L’univers de Dave Robicheaux : Nouvelle-Ibérie, LA

Contrairement à tous les autres États des États-Unis qui sont découpés en comtés, la Louisiane, de par sa tradition française, est divisée en soixante-quatre paroisses. L’une des plus extraordinaires de point de vue de l’histoire, de la géographie et de la littérature contemporaine, est la paroisse d’Ibérie, avec son chef lieu, la Nouvelle-Ibérie.
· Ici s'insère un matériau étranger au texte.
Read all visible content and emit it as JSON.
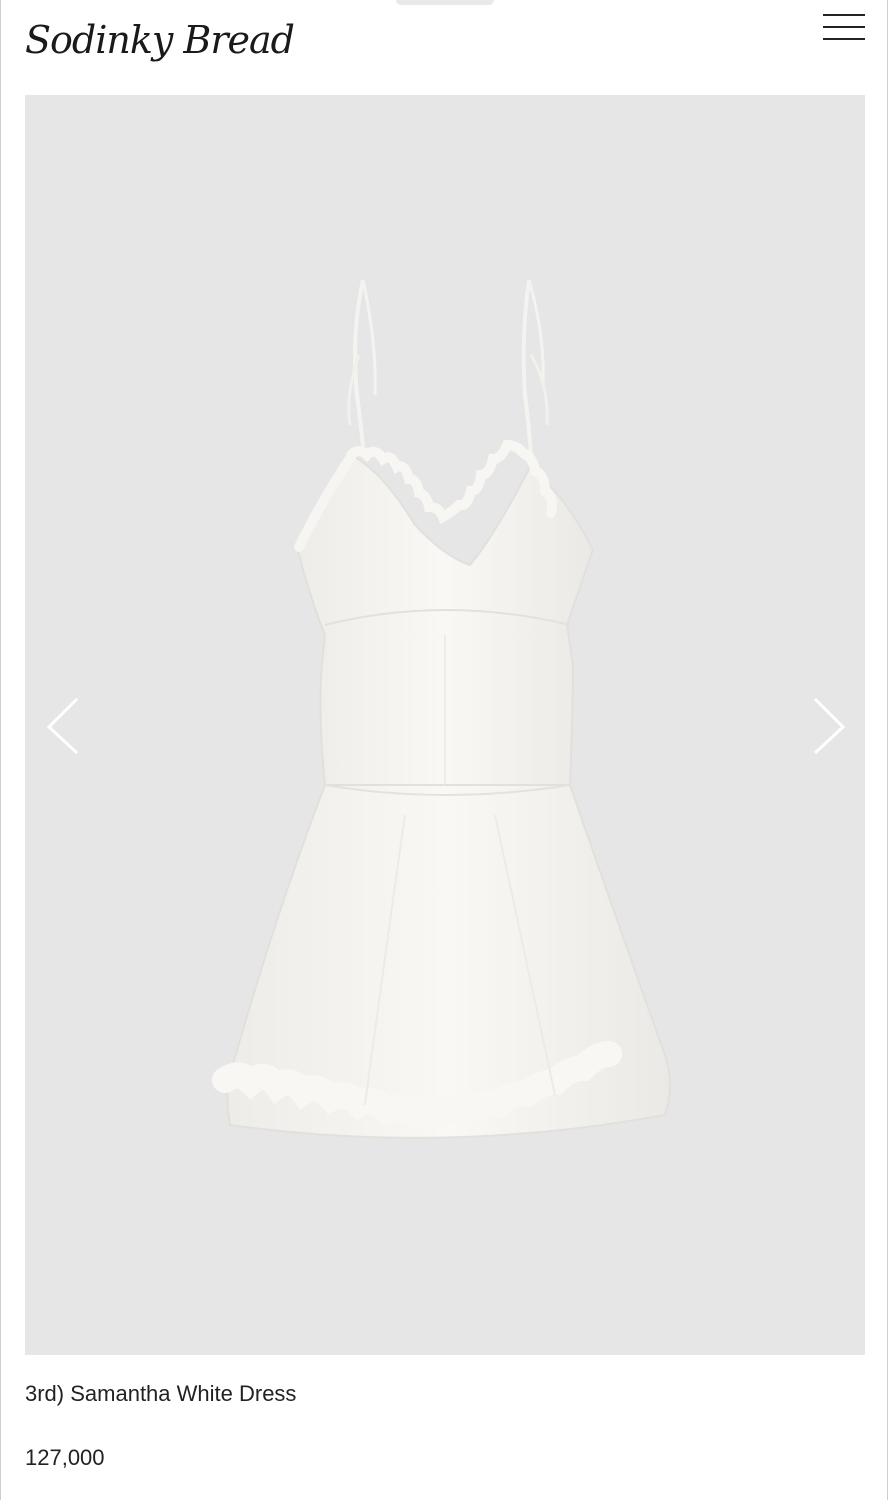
{
  "header": {
    "logo_text": "Sodinky Bread",
    "menu_icon": "hamburger-menu-icon"
  },
  "gallery": {
    "prev_icon": "chevron-left-icon",
    "next_icon": "chevron-right-icon",
    "image_subject": "white-dress-image"
  },
  "product": {
    "title": "3rd) Samantha White Dress",
    "price": "127,000"
  },
  "colors": {
    "background": "#ffffff",
    "gallery_background": "#e6e6e7",
    "text": "#222222",
    "dress": "#f7f6f3"
  }
}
Historiquement, cette ville de 32 000 habitants, fondée en plein milieu du régime espagnol (1779), partage les trois cultures française, hispanique et anglo-américaine. Géographiquement, sa forme curieuse lui donne accès à plusieurs bayous et au vaste marécage de l’Achafalaya. Toutefois, comme à Saint-Martinville et à Pont-Breaux, c’est encore le bayou Têche qui est à l’origine de sa raison d’être. Lieu de passage et destination des gens en provenance de la Nouvelle-Orléans à l’époque du bateau à vapeur, la Nouvelle-Ibérie est encore de nos jours un lieu de passage important pour le commerce. Les barges chargées de cargo, poussées et conduites par un bateau-remorque, montent et descendent le Têche.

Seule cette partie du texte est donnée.